The Jew looked at him, and turned to Kitty.

"I told you," she said, stammering a little, "I told you how it was. By to-morrow ... I told you...."

"I'll come again, to-morrow, then," said the man very meaningly, "fetch you out----"

"At eight," she nodded firmly.

He kissed her on the mouth, while Charlie stood looking at them with eyes that seemed to stare themselves out of his head, turned and went out.

"Nighty-night!" Kitty called after him.

After the front door clicked again there was a moment's silence. Kitty advanced, shook off her cloak, took up one of the sugary cakes, and began to munch it. She looked beautiful and careless and sorry and hard all at once.

"What are you sitting up for, Charlie?" she asked. "I didn't expect to see you. I brought that fellow in to talk."

"What about?" said Charlie in a hoarse desolate voice.

"Charlie," said Kitty, hurriedly, "you know this arrangement of ours can't last, now, can it, dear? You haven't the cash for one thing, dear. Now, have you? And I've got to think of myself a little; a girl's got to provide. You've been awf'ly good to me. Let's part friends."

"'Part!'" he repeated.

His eyes seemed to start from his head.

"Let's part friends," wheedled Kitty. "Shall us?"

The night passed in a kind of evil vision of desolation, and Kitty was asleep long before he had stopped his futile whisperings into her ear.

Before he went to the office in the morning, he asked her from a breaking heart: "You mean it?"

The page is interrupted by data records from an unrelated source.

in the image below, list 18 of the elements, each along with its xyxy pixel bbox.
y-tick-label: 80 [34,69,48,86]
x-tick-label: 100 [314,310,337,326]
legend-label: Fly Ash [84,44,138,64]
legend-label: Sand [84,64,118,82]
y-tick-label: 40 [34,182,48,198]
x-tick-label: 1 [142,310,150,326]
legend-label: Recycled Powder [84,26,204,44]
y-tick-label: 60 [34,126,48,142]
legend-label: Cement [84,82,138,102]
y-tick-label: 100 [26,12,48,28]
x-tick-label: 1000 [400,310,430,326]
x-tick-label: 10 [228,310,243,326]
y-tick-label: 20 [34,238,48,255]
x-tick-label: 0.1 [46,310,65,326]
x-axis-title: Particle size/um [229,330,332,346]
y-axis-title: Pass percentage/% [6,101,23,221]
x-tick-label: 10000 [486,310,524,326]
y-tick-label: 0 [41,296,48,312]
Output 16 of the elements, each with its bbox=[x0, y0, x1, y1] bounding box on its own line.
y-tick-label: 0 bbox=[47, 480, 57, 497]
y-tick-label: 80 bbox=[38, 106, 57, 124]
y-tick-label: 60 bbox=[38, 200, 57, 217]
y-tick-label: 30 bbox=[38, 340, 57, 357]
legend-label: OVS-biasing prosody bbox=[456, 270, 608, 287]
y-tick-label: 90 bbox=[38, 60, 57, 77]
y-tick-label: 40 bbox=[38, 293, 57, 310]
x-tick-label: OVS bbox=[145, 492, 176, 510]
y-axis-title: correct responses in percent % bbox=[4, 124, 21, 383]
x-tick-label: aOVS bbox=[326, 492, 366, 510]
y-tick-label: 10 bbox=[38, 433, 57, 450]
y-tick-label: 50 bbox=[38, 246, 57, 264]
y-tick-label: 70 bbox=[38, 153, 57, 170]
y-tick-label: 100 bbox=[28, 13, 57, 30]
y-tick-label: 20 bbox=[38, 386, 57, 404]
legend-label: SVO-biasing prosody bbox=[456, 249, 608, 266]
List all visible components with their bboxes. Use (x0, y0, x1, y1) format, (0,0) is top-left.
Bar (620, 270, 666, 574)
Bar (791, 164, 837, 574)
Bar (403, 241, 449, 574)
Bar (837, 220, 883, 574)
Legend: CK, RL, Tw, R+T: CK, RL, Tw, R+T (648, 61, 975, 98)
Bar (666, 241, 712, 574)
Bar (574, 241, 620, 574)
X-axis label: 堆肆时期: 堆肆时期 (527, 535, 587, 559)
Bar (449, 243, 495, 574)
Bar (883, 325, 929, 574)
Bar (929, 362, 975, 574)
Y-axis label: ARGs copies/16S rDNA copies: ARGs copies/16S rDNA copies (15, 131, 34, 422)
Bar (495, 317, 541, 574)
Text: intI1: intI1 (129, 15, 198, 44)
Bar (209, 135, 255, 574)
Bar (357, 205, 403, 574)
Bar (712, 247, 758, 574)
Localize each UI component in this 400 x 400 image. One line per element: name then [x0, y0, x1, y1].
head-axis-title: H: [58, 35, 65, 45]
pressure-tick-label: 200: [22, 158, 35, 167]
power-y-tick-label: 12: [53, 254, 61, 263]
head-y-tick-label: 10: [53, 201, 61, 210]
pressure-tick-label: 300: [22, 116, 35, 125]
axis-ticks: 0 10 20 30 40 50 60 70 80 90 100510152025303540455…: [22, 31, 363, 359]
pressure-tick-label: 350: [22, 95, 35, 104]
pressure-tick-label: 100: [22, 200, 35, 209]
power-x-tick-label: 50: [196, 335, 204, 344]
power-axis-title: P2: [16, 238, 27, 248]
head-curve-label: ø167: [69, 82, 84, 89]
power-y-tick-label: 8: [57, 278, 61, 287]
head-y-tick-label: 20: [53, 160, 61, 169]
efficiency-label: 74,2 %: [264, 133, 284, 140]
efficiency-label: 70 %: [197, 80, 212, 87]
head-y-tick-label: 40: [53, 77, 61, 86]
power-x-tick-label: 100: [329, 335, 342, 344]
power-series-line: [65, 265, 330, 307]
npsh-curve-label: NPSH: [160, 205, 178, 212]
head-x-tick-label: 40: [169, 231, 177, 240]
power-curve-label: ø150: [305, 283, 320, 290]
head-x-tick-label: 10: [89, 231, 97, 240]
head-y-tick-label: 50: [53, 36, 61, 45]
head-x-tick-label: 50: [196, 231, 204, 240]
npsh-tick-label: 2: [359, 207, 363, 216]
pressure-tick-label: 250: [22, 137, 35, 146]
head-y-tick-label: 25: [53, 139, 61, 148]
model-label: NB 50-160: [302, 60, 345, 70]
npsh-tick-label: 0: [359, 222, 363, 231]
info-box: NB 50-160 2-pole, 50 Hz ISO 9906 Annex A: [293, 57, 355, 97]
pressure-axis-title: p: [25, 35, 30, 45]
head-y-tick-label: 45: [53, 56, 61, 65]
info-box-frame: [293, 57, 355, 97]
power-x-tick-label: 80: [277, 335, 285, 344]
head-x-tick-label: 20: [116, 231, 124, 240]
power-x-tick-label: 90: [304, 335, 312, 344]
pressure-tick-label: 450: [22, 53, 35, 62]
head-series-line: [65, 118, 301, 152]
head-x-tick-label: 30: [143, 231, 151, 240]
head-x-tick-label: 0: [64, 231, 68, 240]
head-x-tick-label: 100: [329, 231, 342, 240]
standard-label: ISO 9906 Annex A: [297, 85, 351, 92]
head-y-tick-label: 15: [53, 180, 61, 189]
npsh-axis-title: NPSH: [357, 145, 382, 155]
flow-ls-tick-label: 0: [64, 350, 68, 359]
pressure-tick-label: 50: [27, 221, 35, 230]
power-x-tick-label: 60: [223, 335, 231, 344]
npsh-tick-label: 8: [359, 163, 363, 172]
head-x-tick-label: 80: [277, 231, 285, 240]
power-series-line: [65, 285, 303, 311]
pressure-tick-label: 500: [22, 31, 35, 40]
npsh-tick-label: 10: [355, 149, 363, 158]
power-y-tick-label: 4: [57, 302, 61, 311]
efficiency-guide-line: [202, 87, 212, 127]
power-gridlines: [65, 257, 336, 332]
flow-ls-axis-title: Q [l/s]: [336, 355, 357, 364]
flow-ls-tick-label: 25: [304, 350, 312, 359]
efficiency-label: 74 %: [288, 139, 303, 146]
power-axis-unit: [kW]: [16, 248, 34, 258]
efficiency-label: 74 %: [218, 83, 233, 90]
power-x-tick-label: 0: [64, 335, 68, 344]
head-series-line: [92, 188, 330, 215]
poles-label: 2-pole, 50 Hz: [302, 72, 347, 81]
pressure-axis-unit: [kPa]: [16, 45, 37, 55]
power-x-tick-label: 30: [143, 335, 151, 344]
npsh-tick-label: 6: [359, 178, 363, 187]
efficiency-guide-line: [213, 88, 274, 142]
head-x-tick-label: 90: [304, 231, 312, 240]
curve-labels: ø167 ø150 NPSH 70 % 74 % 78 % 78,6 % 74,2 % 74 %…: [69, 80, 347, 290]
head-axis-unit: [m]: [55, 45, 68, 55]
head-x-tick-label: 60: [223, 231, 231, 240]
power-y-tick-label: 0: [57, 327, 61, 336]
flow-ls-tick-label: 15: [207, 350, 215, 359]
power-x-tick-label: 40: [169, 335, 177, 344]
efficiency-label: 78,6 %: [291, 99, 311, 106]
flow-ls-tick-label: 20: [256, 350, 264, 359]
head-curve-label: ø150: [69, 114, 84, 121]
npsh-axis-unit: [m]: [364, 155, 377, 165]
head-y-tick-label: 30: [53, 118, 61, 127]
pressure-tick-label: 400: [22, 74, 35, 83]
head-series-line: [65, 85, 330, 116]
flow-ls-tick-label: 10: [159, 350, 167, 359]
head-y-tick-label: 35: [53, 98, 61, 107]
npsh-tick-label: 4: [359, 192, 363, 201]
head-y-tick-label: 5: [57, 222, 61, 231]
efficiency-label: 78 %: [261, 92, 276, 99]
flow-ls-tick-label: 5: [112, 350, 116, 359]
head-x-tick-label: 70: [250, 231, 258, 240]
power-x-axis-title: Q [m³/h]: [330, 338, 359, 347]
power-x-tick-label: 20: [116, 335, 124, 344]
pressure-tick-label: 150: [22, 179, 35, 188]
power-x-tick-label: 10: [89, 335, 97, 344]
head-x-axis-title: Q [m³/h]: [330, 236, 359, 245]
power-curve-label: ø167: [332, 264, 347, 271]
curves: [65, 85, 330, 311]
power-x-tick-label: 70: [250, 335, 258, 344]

"I've got to," she explained. She cried easily. "Dearie, you'll leave peaceably? You won't make a row? Now, for my sake! To oblige me! While you're out to-day I'll pack your suit-case and give it to the hall-porter for you to call for. Shall I, Charlie? Kiss me, dear. Don't take your latch-key. Good-bye. You've been awfully decent to me. We'll part friends, shall us?"

He kissed her, and went out to work, speaking no more. He had said all the things in his heart during the hours of that sleepless dawn. She knew how he loved her ... though possibly she didn't quite believe. He realised her position acutely, perhaps more acutely than his own. She had to live. And yet....

He had taken his latch-key the same as usual, and he found himself at the end of the day, going the same as usual to the tiny flat that was home if ever there was any place called home. He let himself in noiselessly. The little hall was dark. He stood in a corner against the coat cupboard. The flat was silent. He stood there a long while without moving and a clock chimed seven. He heard her singing--

  "I'm for ever blowing bubbles....
  Lal-la! la! la!... la! la! la!..."

She would be in her bedroom, sitting before the mirror in her diaphanous underwear, touching up her face. The pauses in the song made him see her.... Now she was using the eyebrow pencil.... The song went on and broke again; now she would be half turning from the mirror, curved on the gilt chair as he had so often seen her, hand-glass in hand, looking at the back of her head, and her eyelashes, and her profile, fining away all hard edges of rouge and lipstick. He felt quite peaceful as he imaged her.